The Tories’ Growth Council, not to be confused with Nicola Sturgeon’s Growth Commission, will report soon with ‘key economic proposals’, and the party is also looking at health and education policy. Carlaw adds: ‘I think you’re right: I don’t think you can simply react; you also have to be proactive in terms of the development of policy… We cannot simply go into a Scottish election as a one-trick pony, which is: “Vote for us and we won’t have an indyref for five years”. We have to be able to say: “This is what we’re going to do and this is why we think we can represent modern Scotland”.’

*****

There are Tories who challenge that last point and think the Scottish party should break away from its UK parent. Carlaw is agin it but I point out that several of his MSPs are for it.

‘Hang on,’ he shoots back. ‘The MSP group is not the party. There are 31 MSPs, there are 13 MPs, there are 250 councillors, there are now several thousand more members than there were when we had that discussion in 2011.’

Although he regards it as not ‘the way forward’, he vowed not to block the discussion and knows how eager some of his colleagues are.

‘There was one parliamentarian,’ he recalls, ‘who did say to me he thought this was something I could just announce. I had to explain that it was a constitutional process and it would actually require the membership to vote for it. I don’t think that’s where the membership are.’
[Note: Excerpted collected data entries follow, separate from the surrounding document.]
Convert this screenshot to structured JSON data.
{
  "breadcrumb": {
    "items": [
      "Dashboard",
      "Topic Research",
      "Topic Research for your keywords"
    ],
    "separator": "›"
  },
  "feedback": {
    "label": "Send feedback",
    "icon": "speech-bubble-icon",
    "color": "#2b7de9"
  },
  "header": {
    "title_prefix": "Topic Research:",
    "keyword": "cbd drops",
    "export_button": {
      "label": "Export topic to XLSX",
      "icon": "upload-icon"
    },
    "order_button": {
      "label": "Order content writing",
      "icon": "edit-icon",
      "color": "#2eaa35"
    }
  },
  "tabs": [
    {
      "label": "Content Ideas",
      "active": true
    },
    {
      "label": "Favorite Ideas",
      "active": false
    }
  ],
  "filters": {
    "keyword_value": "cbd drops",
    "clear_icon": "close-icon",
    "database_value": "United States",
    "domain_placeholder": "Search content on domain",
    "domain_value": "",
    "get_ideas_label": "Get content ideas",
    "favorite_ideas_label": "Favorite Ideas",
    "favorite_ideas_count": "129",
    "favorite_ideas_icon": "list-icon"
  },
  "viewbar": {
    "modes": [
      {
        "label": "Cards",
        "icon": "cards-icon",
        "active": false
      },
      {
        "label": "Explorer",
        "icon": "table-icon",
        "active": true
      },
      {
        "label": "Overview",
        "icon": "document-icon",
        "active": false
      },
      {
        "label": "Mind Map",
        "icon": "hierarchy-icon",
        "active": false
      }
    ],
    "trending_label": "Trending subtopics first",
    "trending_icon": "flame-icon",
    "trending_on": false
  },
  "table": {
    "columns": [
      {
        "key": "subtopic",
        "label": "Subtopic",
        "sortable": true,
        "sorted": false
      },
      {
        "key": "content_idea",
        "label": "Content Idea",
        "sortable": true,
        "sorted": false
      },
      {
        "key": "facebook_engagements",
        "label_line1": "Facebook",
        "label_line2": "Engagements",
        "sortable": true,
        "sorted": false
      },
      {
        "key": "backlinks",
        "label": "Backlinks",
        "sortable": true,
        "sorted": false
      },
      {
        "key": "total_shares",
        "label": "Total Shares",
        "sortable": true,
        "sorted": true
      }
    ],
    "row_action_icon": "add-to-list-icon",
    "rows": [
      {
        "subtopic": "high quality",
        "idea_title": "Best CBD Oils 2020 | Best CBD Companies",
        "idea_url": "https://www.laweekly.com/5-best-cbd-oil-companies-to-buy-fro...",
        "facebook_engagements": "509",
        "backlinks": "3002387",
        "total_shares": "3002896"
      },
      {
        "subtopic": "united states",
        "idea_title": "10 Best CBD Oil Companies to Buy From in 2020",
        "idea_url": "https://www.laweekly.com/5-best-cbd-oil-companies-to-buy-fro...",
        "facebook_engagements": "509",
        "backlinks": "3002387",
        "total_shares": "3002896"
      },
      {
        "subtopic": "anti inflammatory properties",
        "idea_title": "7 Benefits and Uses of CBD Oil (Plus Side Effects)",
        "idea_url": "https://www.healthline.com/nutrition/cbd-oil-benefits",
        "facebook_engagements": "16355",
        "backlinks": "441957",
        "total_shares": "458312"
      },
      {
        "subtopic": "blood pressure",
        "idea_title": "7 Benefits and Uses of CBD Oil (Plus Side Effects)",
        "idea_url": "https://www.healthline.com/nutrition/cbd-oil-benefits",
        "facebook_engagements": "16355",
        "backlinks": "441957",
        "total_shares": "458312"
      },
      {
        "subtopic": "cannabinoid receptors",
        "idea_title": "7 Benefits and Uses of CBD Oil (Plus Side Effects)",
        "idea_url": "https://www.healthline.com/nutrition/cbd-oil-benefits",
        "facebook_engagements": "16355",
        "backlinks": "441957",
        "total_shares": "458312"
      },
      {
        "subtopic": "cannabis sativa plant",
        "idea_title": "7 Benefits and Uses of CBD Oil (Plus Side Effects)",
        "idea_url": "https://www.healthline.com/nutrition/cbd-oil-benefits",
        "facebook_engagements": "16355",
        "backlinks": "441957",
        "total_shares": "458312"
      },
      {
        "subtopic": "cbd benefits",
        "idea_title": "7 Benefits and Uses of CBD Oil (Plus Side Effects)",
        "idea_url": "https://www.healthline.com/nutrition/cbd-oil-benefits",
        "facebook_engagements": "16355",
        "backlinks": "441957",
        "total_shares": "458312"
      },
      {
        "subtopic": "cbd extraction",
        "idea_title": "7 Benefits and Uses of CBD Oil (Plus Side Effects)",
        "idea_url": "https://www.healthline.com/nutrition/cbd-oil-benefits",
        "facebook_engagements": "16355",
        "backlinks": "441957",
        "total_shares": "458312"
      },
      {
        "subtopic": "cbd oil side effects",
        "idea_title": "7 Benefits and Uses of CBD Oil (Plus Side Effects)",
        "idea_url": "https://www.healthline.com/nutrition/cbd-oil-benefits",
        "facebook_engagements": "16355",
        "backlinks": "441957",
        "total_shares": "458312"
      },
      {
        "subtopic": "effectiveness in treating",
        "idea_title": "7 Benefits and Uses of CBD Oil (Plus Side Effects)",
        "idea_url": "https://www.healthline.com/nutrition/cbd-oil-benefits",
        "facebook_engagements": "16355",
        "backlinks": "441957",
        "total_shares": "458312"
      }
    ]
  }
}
Polls point to the Scottish Tories losing almost all their 2017 gains in a snap election. Carlaw is not so sure. Voters in Eastwood, which recorded the largest Remain vote (74 per cent) of any Tory-held seat in the UK, tell him they want to move on from Brexit — albeit very much preferring a deal — while rejecting another referendum on Scotland leaving the Union. He believes both Brexit and Scexit will be on the agenda in the campaign and suggests ‘bubble’ thinking might be surprised by the outcome.

‘I don’t diminish the challenge that an immediate election is going to present,’ he adds, ‘but this feels more like 1992 than it does 1997.’

Timing is thought to be key. Tory insiders have briefed the Press that the party would rather a General Election in the New Year to coincide with the trial of Alex Salmond. Isn’t that a bit grubby?

A look of distaste stiffens the corners of his mouth. ‘I read that, Stephen, and I was very annoyed,’ he discloses. ‘Whoever was saying that, that’s completely the wrong approach to be taking. I think it’s dangerous. I think it’s cynical. I’ve already said to colleagues and I’m meeting the entire parliamentary group here and the MPs at the beginning of next week… I’ll be saying to all colleagues: I don’t think that’s the right kind of language for us to be using publicly.

‘We are ready to fight a General Election whenever that should happen and we should anticipate the political weather changing at all times. But I don’t think that we should be identifying that in any way as some sort of catalyst around which we should be trying to build any level of support’.

Alex Salmond denies all charges against him.

The timing of any General Election might not be Carlaw’s concern soon enough. Hours after we spoke, reports emerged of a plot to oust him and hold a snap leadership poll. He had told me he would like to see a leadership election ‘sooner rather than later’. He declined to confirm if he would be a candidate, though he did say: ‘I am very keen to ensure that the project that Ruth began, the whole campaign for that blue-collar agenda which she has been fighting on, has its opportunity to be represented all the way through to the Scottish election in 2021.’

It doesn’t take a degree in semantics to read between those lines. What he did confirm, though, is that there would be no coronation.

If reports of a plot are correct, his colleagues seem determined on that point. Some would question the wisdom of choosing this moment of national uncertainty to oust a veteran general in favour of a shiny-faced recruit. That is, however, a terribly stuffy and, well, conservative way of thinking, and if there’s one thing the Conservative Party has no time for anymore it’s conserving things.

That could end up being what does for Jackson Carlaw. He can’t feign a yearning to tear up institutions; stick it to vague, nefarious elites; or wage battle from the trenches of the culture war. He’s not a radical, or a populist, or a nationalist. He’s a Tory, and the Tory Party may have had its fill of those.